The field of optical microscopy has developed rapidly in recent years. Through the invention of the so-called super-resolution fluorescence microscopy, it has recently become possible to observe even the smaller parts of a living cell. With a smart refinement to the super-resolution technique, researchers from the Technical University Delft, The Netherlands have stretched the boundaries of what is possible. Using their method it is possible to focus on structures 3 nanometres in size.

Diffraction limit

The diffraction limit is a theoretical limit up to which two adjacent points can still be distinguished with an optical microscope. The diffraction limit is also a function of the wavelength of light. With a conventional optical microscope, according to the theory, the smallest object that can be brought into focus is half that of the wavelength used. Anything that is smaller cannot be brought into sharp focus.

Diffraction limit (image Johan Jarnestad/The Royal Swedish Academy of Sciences).
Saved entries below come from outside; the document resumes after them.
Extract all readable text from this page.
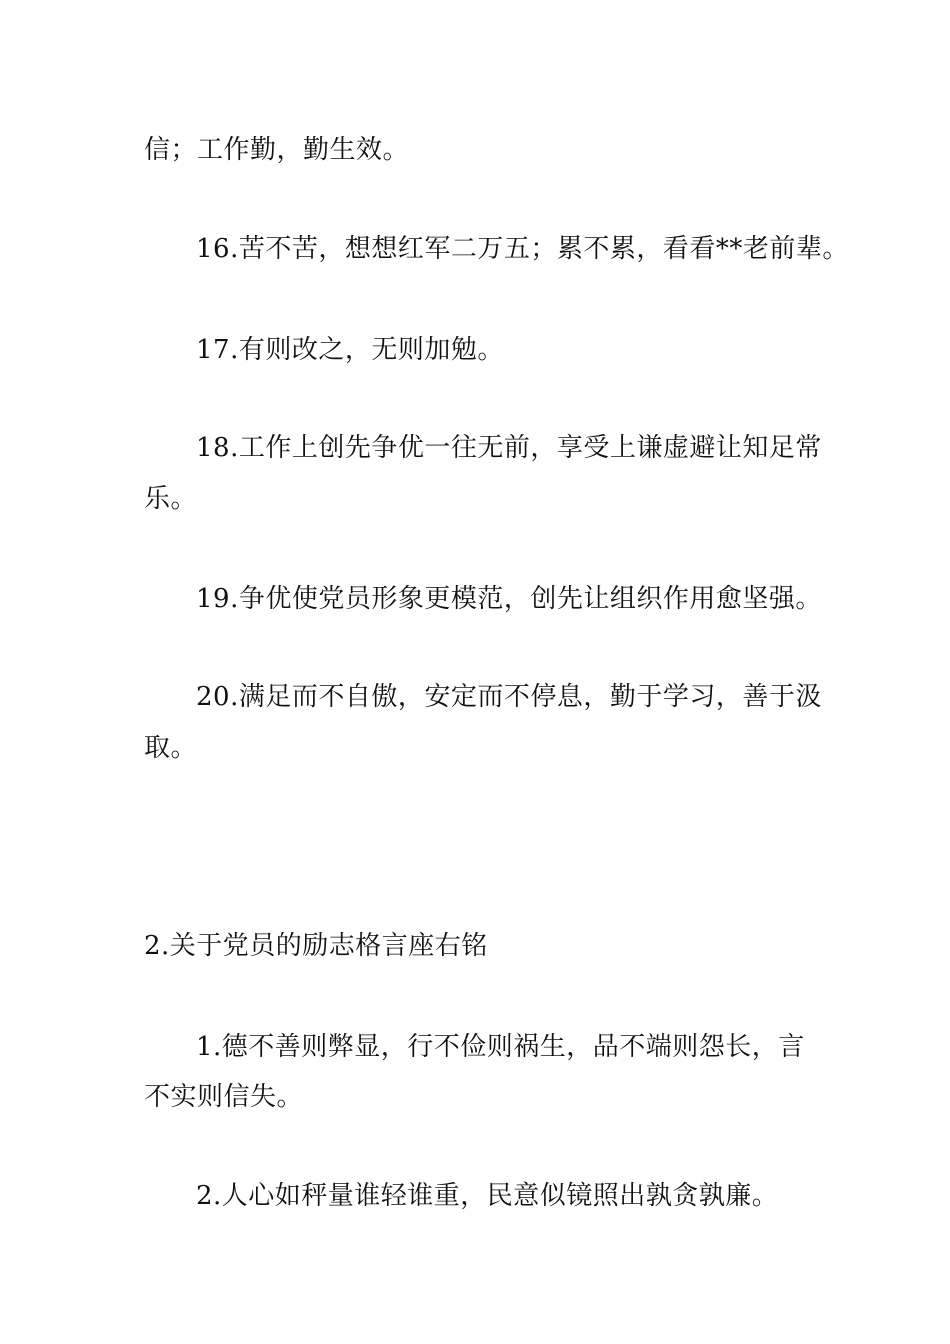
信；工作勤，勤生效。
16.苦不苦，想想红军二万五；累不累，看看**老前辈。
17.有则改之，无则加勉。
18.工作上创先争优一往无前，享受上谦虚避让知足常
乐。
19.争优使党员形象更模范，创先让组织作用愈坚强。
20.满足而不自傲，安定而不停息，勤于学习，善于汲
取。
2.关于党员的励志格言座右铭
1.德不善则弊显，行不俭则祸生，品不端则怨长，言
不实则信失。
2.人心如秤量谁轻谁重，民意似镜照出孰贪孰廉。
The diffraction limit appeared for a long time to be a hard boundary, determined by the laws of nature. But by utilising some clever tricks, physicists nevertheless succeeded in exceeding the theoretical limit. In super-resolution fluoresce microscopy, certain proteins or molecules are made fluorescent by genetic modification. The weak light signal that is emitted can subsequently be detected by an optical microscope. The problem, however, is that in practice not all proteins of a particular type can be labelled this way, but only about 30 to 50 percent. You can then observe a number of individual luminous points, but not the entire structure.

To solve this problem, the Delft researchers have devised a modification to the super-resolution microscopy, which is comparable what is known as ‘compositing’ in photography: the stacking of multiple images to create a compound image. The averaging of the data from the various measurements has already been done in electron microscopy, but that is a completely different technology. It took two years to adapt this technique for optical microscopy.

Graphics card

One problem was also that much computing power is required to combine the data of hundreds, if not thousands, of ‘snapshots’. But thanks to the computer games industry there are now graphics cards available that are very good at parallel computation. The result is that measurements can be combined into a single image in a few hours.

The research brings electron microscopy and optical microscopy closer together. This is important because both techniques give a different view and are therefore complementary, but are still far apart in terms of their capabilities. The best electron microscopes are 30 to 50 times more powerful than the best optical microscopes. Bringing these two worlds closer together could lead to new biological insights.
According to the researchers, their technique, which currently reaches a level of 3 nanometres, should eventually also be able to image structures 1 nanometre in size. The dimensions of the fluorescent labels become a limiting factor.

The findings of the researchers have been published in the journal Nature Methods.